Mesmo com um prazo maior neste ano, seis em cada dez diretórios de partidos políticos do País não informaram como usaram o dinheiro público que receberam em 2019. O limite para entregar as prestações de contas, inicialmente previsto para abril, acabou na terça-feira passada, dia 30 de junho. Dados do Tribunal Superior Eleitoral (TSE) mostram que das mais de 100 mil unidades das legendas nos Estados e nos municípios, 59.634 estão inadimplentes – não enviaram qualquer dado ou fizeram apenas parcialmente.

Ao todo, o TSE distribuiu R$ 927 milhões às 33 siglas no ano passado via Fundo Partidário. O dinheiro é repassado em parcelas mensais para bancar custos como aluguel de sede, salário de funcionários e também as campanhas eleitorais – cabe ao comando nacional de cada uma definir a quantia que destinará aos seus diretórios.

O porcentual de inadimplência registrada neste ano é maior que o de anos anteriores. Como mostrou o Estadão no mês passado, 41,3% dos diretórios partidários não apresentaram os dados relativos a 2017. De 2018, o índice dos que deixaram de prestar contas foi de 50,7%.

Cúpulas partidárias alegam que orientam os responsáveis pelos diretórios locais a cumprir os prazos da Justiça Eleitoral, mas ressaltam que cada unidade tem independência. Além disso, destacam que a maior parte das unidades que não entregam as prestações é sem movimentação financeira – mesmo assim, precisam informar a Justiça Eleitoral que não receberam nada.

Advogado de partidos políticos de São Paulo, Ricardo Porto afirma que a nova modalidade de prestação de contas, exclusivamente por meio de um sistema eletrônico, tornou-se uma dificuldade extra a diretórios com pouca estrutura física e de pessoal.

“A maioria (dos que não prestam contas) é de órgãos municipais, e a imensa maioria sem movimentação financeira, sem movimentação do Fundo Partidário e sem recursos privados. Acreditamos que os partidos, muito embora não tenham observado o prazo, tendem a, nos próximos dias, ainda que com atraso, apresentar as prestações de contas”, afirmou o advogado, que presta serviços a partidos como DEM, MDB, PL e PV.

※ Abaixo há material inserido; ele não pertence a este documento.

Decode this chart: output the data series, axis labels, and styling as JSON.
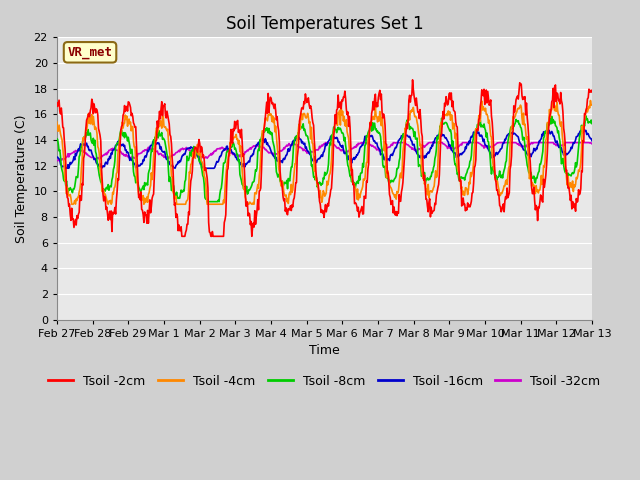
{
  "title": "Soil Temperatures Set 1",
  "xlabel": "Time",
  "ylabel": "Soil Temperature (C)",
  "ylim": [
    0,
    22
  ],
  "yticks": [
    0,
    2,
    4,
    6,
    8,
    10,
    12,
    14,
    16,
    18,
    20,
    22
  ],
  "x_labels": [
    "Feb 27",
    "Feb 28",
    "Feb 29",
    "Mar 1",
    "Mar 2",
    "Mar 3",
    "Mar 4",
    "Mar 5",
    "Mar 6",
    "Mar 7",
    "Mar 8",
    "Mar 9",
    "Mar 10",
    "Mar 11",
    "Mar 12",
    "Mar 13"
  ],
  "annotation_text": "VR_met",
  "annotation_bg": "#ffffcc",
  "annotation_border": "#8B6914",
  "annotation_textcolor": "#8B0000",
  "colors": {
    "Tsoil -2cm": "#ff0000",
    "Tsoil -4cm": "#ff8800",
    "Tsoil -8cm": "#00cc00",
    "Tsoil -16cm": "#0000cc",
    "Tsoil -32cm": "#cc00cc"
  },
  "plot_bg": "#e8e8e8",
  "fig_bg": "#d0d0d0",
  "grid_color": "#ffffff",
  "title_fontsize": 12,
  "label_fontsize": 9,
  "tick_fontsize": 8,
  "legend_fontsize": 9,
  "n_days": 15,
  "ppd": 48
}
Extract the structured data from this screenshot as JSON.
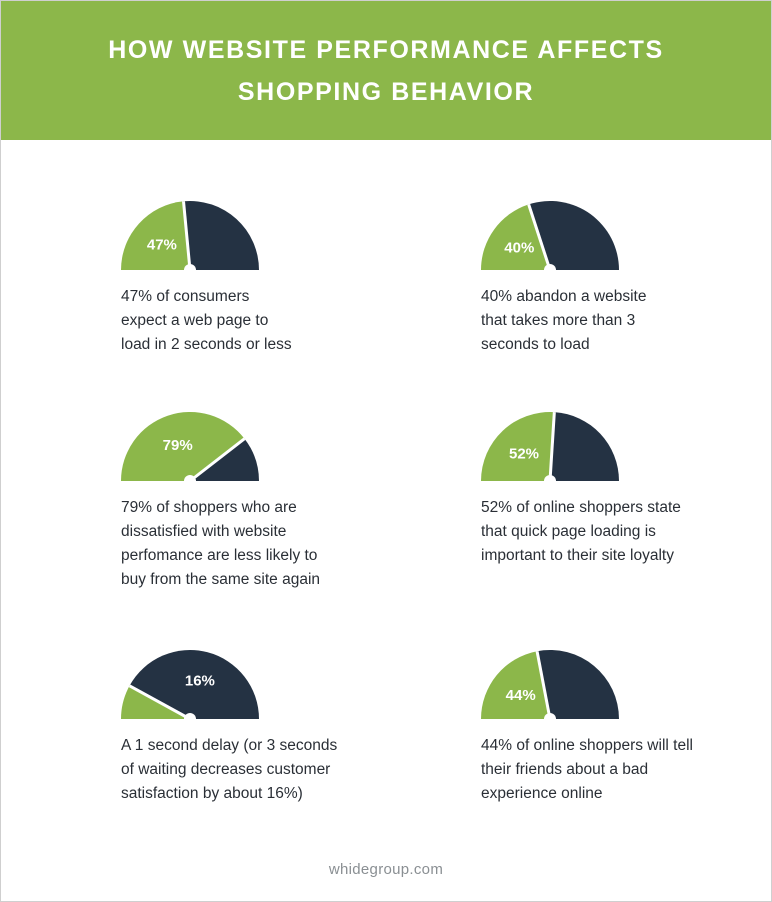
{
  "title": {
    "line1": "HOW WEBSITE PERFORMANCE AFFECTS",
    "line2": "SHOPPING BEHAVIOR"
  },
  "colors": {
    "header_bg": "#8cb74a",
    "green": "#8cb74a",
    "navy": "#243243",
    "needle": "#ffffff"
  },
  "stats": [
    {
      "percent": 47,
      "label": "47%",
      "lines": [
        "47% of consumers",
        "expect a web page to",
        "load in 2 seconds or less"
      ]
    },
    {
      "percent": 40,
      "label": "40%",
      "lines": [
        "40% abandon a website",
        "that takes more than 3",
        "seconds to load"
      ]
    },
    {
      "percent": 79,
      "label": "79%",
      "lines": [
        "79% of shoppers who are",
        "dissatisfied with website",
        "perfomance are less likely to",
        "buy from the same site again"
      ]
    },
    {
      "percent": 52,
      "label": "52%",
      "lines": [
        "52% of online shoppers state",
        "that quick page loading is",
        "important to their site loyalty"
      ]
    },
    {
      "percent": 16,
      "label": "16%",
      "lines": [
        "A 1 second delay (or 3 seconds",
        "of waiting decreases customer",
        "satisfaction by about 16%)"
      ]
    },
    {
      "percent": 44,
      "label": "44%",
      "lines": [
        "44% of online shoppers will tell",
        "their friends about a bad",
        "experience online"
      ]
    }
  ],
  "footer": "whidegroup.com"
}
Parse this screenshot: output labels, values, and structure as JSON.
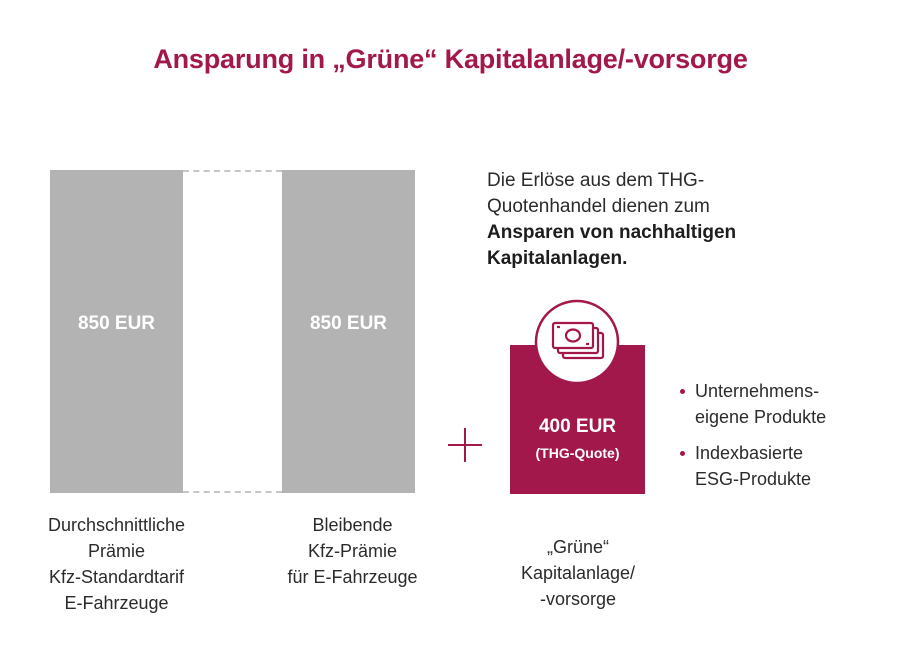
{
  "title": "Ansparung in „Grüne“ Kapitalanlage/-vorsorge",
  "bars": [
    {
      "value": "850 EUR",
      "caption": [
        "Durchschnittliche",
        "Prämie",
        "Kfz-Standardtarif",
        "E-Fahrzeuge"
      ]
    },
    {
      "value": "850 EUR",
      "caption": [
        "Bleibende",
        "Kfz-Prämie",
        "für E-Fahrzeuge"
      ]
    }
  ],
  "green": {
    "value": "400 EUR",
    "sub": "(THG-Quote)",
    "caption": [
      "„Grüne“",
      "Kapitalanlage/",
      "-vorsorge"
    ],
    "icon": "money-bills-icon"
  },
  "description": {
    "line1": "Die Erlöse aus dem THG-",
    "line2": "Quotenhandel dienen zum",
    "bold1": "Ansparen von nachhaltigen",
    "bold2": "Kapitalanlagen."
  },
  "bullets": [
    {
      "line1": "Unternehmens-",
      "line2": "eigene Produkte"
    },
    {
      "line1": "Indexbasierte",
      "line2": "ESG-Produkte"
    }
  ],
  "colors": {
    "accent": "#a3184a",
    "bar": "#b3b3b3"
  }
}
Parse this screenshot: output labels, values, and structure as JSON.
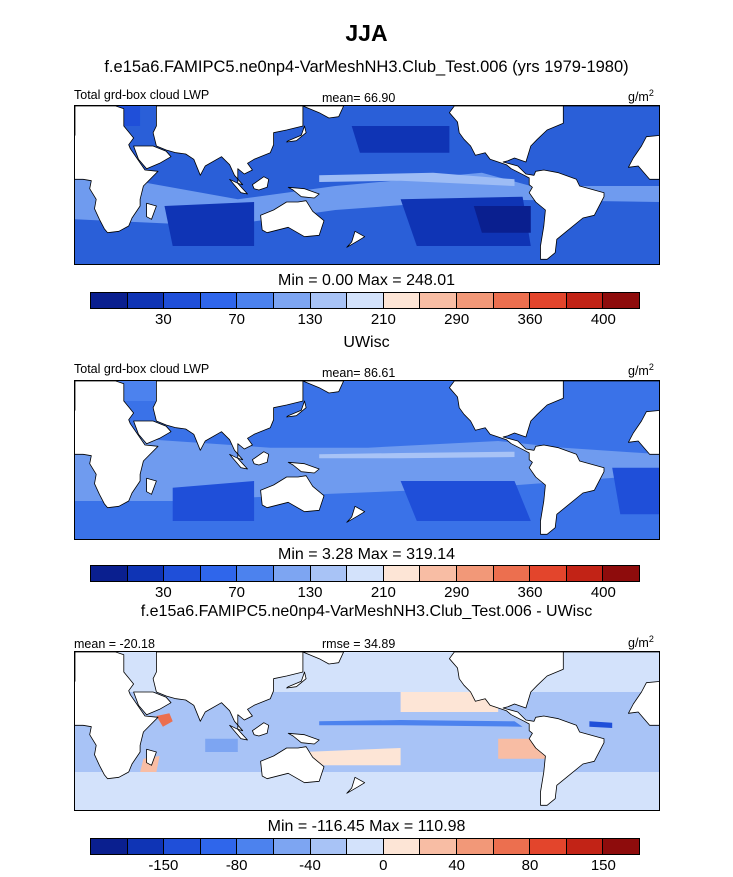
{
  "title": "JJA",
  "subtitle": "f.e15a6.FAMIPC5.ne0np4-VarMeshNH3.Club_Test.006 (yrs 1979-1980)",
  "colors": [
    "#0a1f8f",
    "#0f34b5",
    "#1f4fd9",
    "#2f66eb",
    "#4c82ee",
    "#7da5f2",
    "#a8c3f6",
    "#d3e2fb",
    "#fde5d6",
    "#f8bda4",
    "#f29878",
    "#ec6f4f",
    "#e3452c",
    "#c22316",
    "#8e0c0c"
  ],
  "panels": [
    {
      "id": "p1",
      "title": "",
      "left_label": "Total grd-box cloud LWP",
      "center_label": "mean=  66.90",
      "units": "g/m",
      "units_sup": "2",
      "minmax": "Min =   0.00 Max = 248.01",
      "ticks": [
        "30",
        "70",
        "130",
        "210",
        "290",
        "360",
        "400"
      ],
      "scheme": "lwp1"
    },
    {
      "id": "p2",
      "title": "UWisc",
      "left_label": "Total grd-box cloud LWP",
      "center_label": "mean=  86.61",
      "units": "g/m",
      "units_sup": "2",
      "minmax": "Min =   3.28 Max = 319.14",
      "ticks": [
        "30",
        "70",
        "130",
        "210",
        "290",
        "360",
        "400"
      ],
      "scheme": "lwp2"
    },
    {
      "id": "p3",
      "title": "f.e15a6.FAMIPC5.ne0np4-VarMeshNH3.Club_Test.006 - UWisc",
      "left_label": "mean = -20.18",
      "center_label": "rmse =  34.89",
      "units": "g/m",
      "units_sup": "2",
      "minmax": "Min = -116.45 Max = 110.98",
      "ticks": [
        "-150",
        "-80",
        "-40",
        "0",
        "40",
        "80",
        "150"
      ],
      "scheme": "diff"
    }
  ]
}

Para a secretária-adjunta da Academia Brasileira de Direito Eleitoral e Político (Abradep), Denise Goulart Schlickmann, a declaração de não movimentação financeira é tão importante quanto qualquer outro relatório contábil, uma vez que a Justiça Eleitoral apura a consistência da informação da mesma forma.

Pela regra em vigor, o diretório que não declara a sua movimentação financeira à Justiça Eleitoral fica impedido de receber novas parcelas do Fundo Partidário, mas o bloqueio pode ser revertido caso a prestação seja apresentada mesmo após o prazo.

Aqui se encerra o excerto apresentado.